When I was saving for a trip to Germany, also in a separate savings account, I discovered the world of high-yield savings accounts. The credit union is great financial institution, but it is difficult to beat the then rate of 4.5% APY from ING Direct. I set up a new account and transferred all the money in my Germany account to this new interest-bearing account. It was nice to have a few extra dollars by the time I left on my trip. I saved so well, I paid for my entire trip AND boarding my cats with a bit left over. At that time, the US dollar was about 1.38 Euro so I lost some buying power going overseas.

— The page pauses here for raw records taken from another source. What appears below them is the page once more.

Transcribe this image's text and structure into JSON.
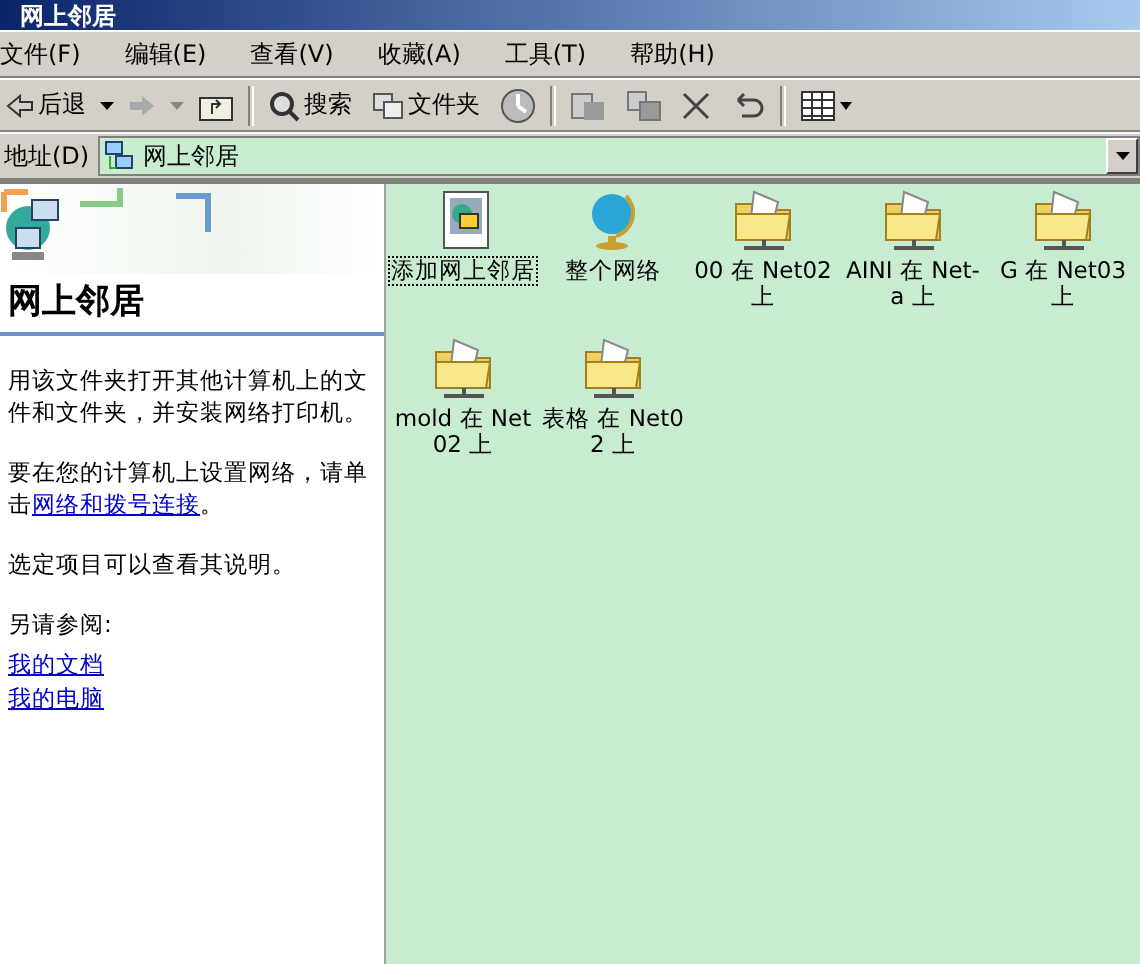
{
  "window": {
    "title": "网上邻居"
  },
  "menu": [
    "文件(F)",
    "编辑(E)",
    "查看(V)",
    "收藏(A)",
    "工具(T)",
    "帮助(H)"
  ],
  "toolbar": [
    {
      "kind": "back",
      "label": "后退",
      "disabled": false
    },
    {
      "kind": "forward",
      "disabled": true
    },
    {
      "kind": "up"
    },
    {
      "kind": "separator"
    },
    {
      "kind": "search",
      "label": "搜索"
    },
    {
      "kind": "folders",
      "label": "文件夹"
    },
    {
      "kind": "history"
    },
    {
      "kind": "separator"
    },
    {
      "kind": "move"
    },
    {
      "kind": "copy"
    },
    {
      "kind": "delete"
    },
    {
      "kind": "undo"
    },
    {
      "kind": "separator"
    },
    {
      "kind": "views"
    }
  ],
  "address": {
    "label": "地址(D)",
    "value": "网上邻居"
  },
  "sidebar": {
    "heading": "网上邻居",
    "paragraphs": [
      {
        "text": "用该文件夹打开其他计算机上的文件和文件夹，并安装网络打印机。"
      },
      {
        "text": "要在您的计算机上设置网络，请单击",
        "link": "网络和拨号连接",
        "end": "。"
      },
      {
        "text": "选定项目可以查看其说明。"
      }
    ],
    "see_also": "另请参阅:",
    "links": [
      "我的文档",
      "我的电脑"
    ]
  },
  "items": [
    {
      "kind": "wizard",
      "label": "添加网上邻居",
      "focused": true
    },
    {
      "kind": "globe",
      "label": "整个网络",
      "focused": false
    },
    {
      "kind": "share",
      "label": "00 在 Net02 上",
      "focused": false
    },
    {
      "kind": "share",
      "label": "AINI 在 Net-a 上",
      "focused": false
    },
    {
      "kind": "share",
      "label": "G 在 Net03 上",
      "focused": false
    },
    {
      "kind": "share",
      "label": "mold 在 Net02 上",
      "focused": false
    },
    {
      "kind": "share",
      "label": "表格 在 Net02 上",
      "focused": false
    }
  ]
}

With the German trip accomplished, I decided to redirect the money into padding a few of my spending categories and start saving for a car. My ten-year old vehicle is serving me quite well. I take it in twice a year to be looked over and change the oil every three months. With two minor exceptions, my car has performed flawlessly in the five years I have owned it. I am hoping to reach at least the average lifetime on a car (150,000 miles) and even a bit more to maximize my savings. I have not paid cash for a car yet but I am striving to do so.
Then I realized opening subaccounts on ING Direct is even easier than new accounts with my credit union. I just decide I want a subaccount, determine how much to open it with and within a few days, I have new subaccount! Even though I am frugal, my spending plan usually incorporates these choices and I do not realize the savings in extra money. However, I decided I would open an ING subaccount for "found money". This would include portions of the unexpected bonuses from work (not large amounts of money but I did not want to just spend them), rebates and gains from selling items. Since none of these are regular income, I decided to see how much I can save from just these occasional sources. I was able to save $75 in one month in this account. My goal is to keep adding to it and open a Vanguard account with the money. Since the minimum for investment is $3,000, it will take years, but I have a goal and a place to watch my "found money" increase with compounding.
I have found my separate and subaccounts satisfying in my quest for increasing my savings. It prevents all my saved money from being mixed up in one pool, which I do not like, and I can see how regular deposits can increase the amount in each account. Since my spending plan is much like an envelope system for budgeting, I have appled the same principle for my savings accounts. Keeping track of all these accounts may not be helpful for everyone, but consider if this may be a technique you could use for your financial endeavor.